I came across this problem in Probability and Measure Theory by Robert Ash and Catherine Doléans-Dade. I think my attempt at the proof lacks rigour. How can I improve it?
Problem: Let $\Omega$ be a countably infinite set, and let $\mathscr{F}$ be the field consisting of all finite subsets of $\Omega$ and their complements. If $A$ is finite, set $\mu(A) = 0$ and if $A^c$ is finite then set $\mu(A) = 1$.
Show that $\Omega$ is the limit of an increasing sequence of sets $A_n \in \mathscr{F}$ with $\mu(A_n) = 0 \space \forall \space n$, but $\mu(\Omega) = 1$.
My attempt: Any countably infinite set can be broken down into a sequence of subsets by the following construction. Start with $\Omega$ and exclude some elements from it to form the non-empty sets $A$ and $A^c$. This can always be done as $\Omega$ is infinite. Discard $A^c$ and breakdown $A$ recursively into smaller sets by the same construction. You are then left with sets $A_1 \subset A_2 \subset \dots \subset A_n \subset \Omega$. In the limit $n \rightarrow \infty$ we have obtained a limiting sequence.
Question: To me this argument feels a bit circular and can be strengthened if I can formally express an infinitesimal portion of $\Omega$. How can I do that?

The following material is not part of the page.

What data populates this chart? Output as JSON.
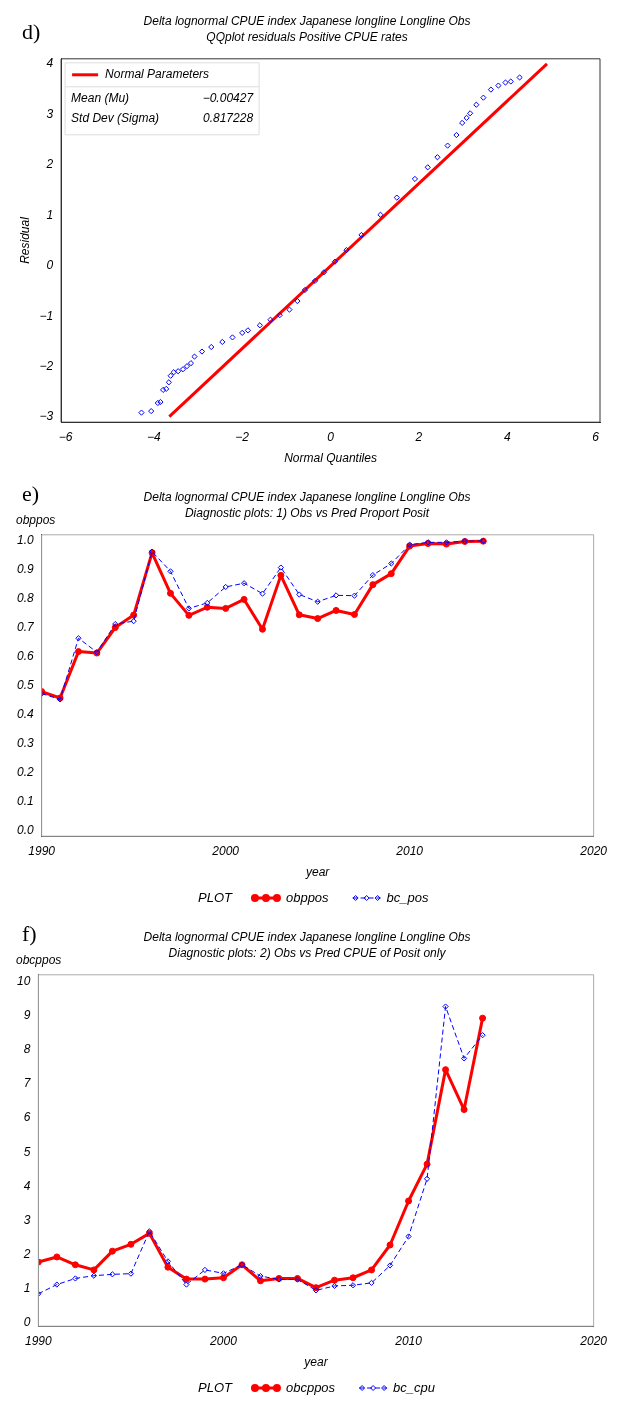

Regardless, once I have proved the construction the actual problem that $\mu(A_n) = 0 \space \forall \space n$, but $\mu(\Omega) = 1$ shall follow by the definition of $\mu$. Is that argument also correct?
One issue with the way your proof reads (which could very well be my misunderstanding, but this still suggests an area of improvement) is that you seem to start your construction with the "last" element of an infinite sequence. You've actually constructed a sequence of sets that shrink into the empty set, which isn't quite what the problem needs you to do. This is why it's not really clear what $A_1$ is since it seems to be the element at the end of your construction.
I believe your approach is salvageable, but let me offer another, perhaps more standard one.
Let $\{\omega_1,\omega_2,\ldots\}$ be an enumeration of $\Omega$. This is possible because $\Omega$ is countable. Now set $A_1 = \{ \omega_1 \}$, and $A_n = A_{n-1} \cup \{ \omega_n \}$ for $n > 1$. You should be able to see that $\{ A_n \}$ satisfies our requirements.